Prove that the following are irrationals:
(i) \( \dfrac{1}{\sqrt{2}} \)
(ii) \( 7\sqrt{5} \)
(iii) \( 6 + \sqrt{2} \).
(i) Irrationality of \( \dfrac{1}{\sqrt{2}} \)
Assume that \( \dfrac{1}{\sqrt{2}} \) is rational. Then there exists a rational number \(k\) such that
\[ \dfrac{1}{\sqrt{2}} = k. \]
Taking reciprocals on both sides (which is allowed because \(k \neq 0\)), we get
\[ \sqrt{2} = \dfrac{1}{k}. \]
The right-hand side is the reciprocal of a rational number and hence is rational. Thus \( \sqrt{2} \) would be rational, which contradicts the known fact that \( \sqrt{2} \) is irrational. Therefore, \( \dfrac{1}{\sqrt{2}} \) must be irrational.

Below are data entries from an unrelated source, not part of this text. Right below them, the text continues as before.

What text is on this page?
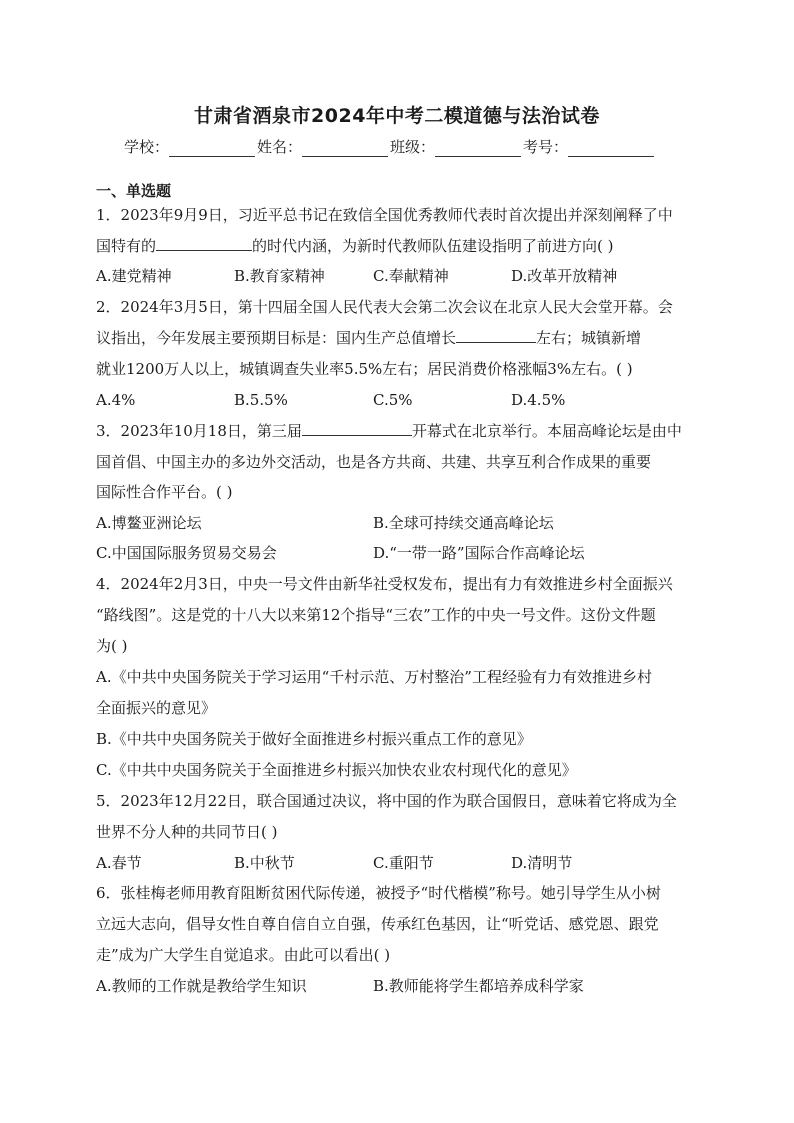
甘肃省酒泉市2024年中考二模道德与法治试卷
学校：	姓名：	班级：	考号：
一、单选题
1．2023年9月9日，习近平总书记在致信全国优秀教师代表时首次提出并深刻阐释了中
国特有的	的时代内涵，为新时代教师队伍建设指明了前进方向( )
A.建党精神	B.教育家精神	C.奉献精神	D.改革开放精神
2．2024年3月5日，第十四届全国人民代表大会第二次会议在北京人民大会堂开幕。会
议指出，今年发展主要预期目标是：国内生产总值增长	左右；城镇新增
就业1200万人以上，城镇调查失业率5.5%左右；居民消费价格涨幅3%左右。( )
A.4%	B.5.5%	C.5%	D.4.5%
3．2023年10月18日，第三届	开幕式在北京举行。本届高峰论坛是由中
国首倡、中国主办的多边外交活动，也是各方共商、共建、共享互利合作成果的重要
国际性合作平台。( )
A.博鳌亚洲论坛	B.全球可持续交通高峰论坛
C.中国国际服务贸易交易会	D.“一带一路”国际合作高峰论坛
4．2024年2月3日，中央一号文件由新华社受权发布，提出有力有效推进乡村全面振兴
“路线图”。这是党的十八大以来第12个指导“三农”工作的中央一号文件。这份文件题
为( )
A.《中共中央国务院关于学习运用“千村示范、万村整治”工程经验有力有效推进乡村
全面振兴的意见》
B.《中共中央国务院关于做好全面推进乡村振兴重点工作的意见》
C.《中共中央国务院关于全面推进乡村振兴加快农业农村现代化的意见》
5．2023年12月22日，联合国通过决议，将中国的作为联合国假日，意味着它将成为全
世界不分人种的共同节日( )
A.春节	B.中秋节	C.重阳节	D.清明节
6．张桂梅老师用教育阻断贫困代际传递，被授予“时代楷模”称号。她引导学生从小树
立远大志向，倡导女性自尊自信自立自强，传承红色基因，让“听党话、感党恩、跟党
走”成为广大学生自觉追求。由此可以看出( )
A.教师的工作就是教给学生知识	B.教师能将学生都培养成科学家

(ii) Irrationality of \( 7\sqrt{5} \)
Assume that \( 7\sqrt{5} \) is rational. Then there exists a rational number \(m\) such that
\[ 7\sqrt{5} = m. \]
Dividing both sides by 7 (a non-zero rational number), we get
\[ \sqrt{5} = \dfrac{m}{7}. \]
The right-hand side is a quotient of two rational numbers, so it is rational. Hence \( \sqrt{5} \) would be rational, which contradicts the fact that \( \sqrt{5} \) is irrational. Therefore, \( 7\sqrt{5} \) is irrational.
(iii) Irrationality of \( 6 + \sqrt{2} \)
Assume that \( 6 + \sqrt{2} \) is rational. Then there exists a rational number \(n\) such that
\[ 6 + \sqrt{2} = n. \]
Rearranging, we get
\[ \sqrt{2} = n - 6. \]
Since \(n\) and 6 are rational, their difference \(n - 6\) is rational. Thus, \( \sqrt{2} \) would be rational, which contradicts the fact that \( \sqrt{2} \) is irrational.
Hence the assumption is false, and \( 6 + \sqrt{2} \) is irrational.
Therefore, each of \( \dfrac{1}{\sqrt{2}} \), \( 7\sqrt{5} \) and \( 6 + \sqrt{2} \) is irrational.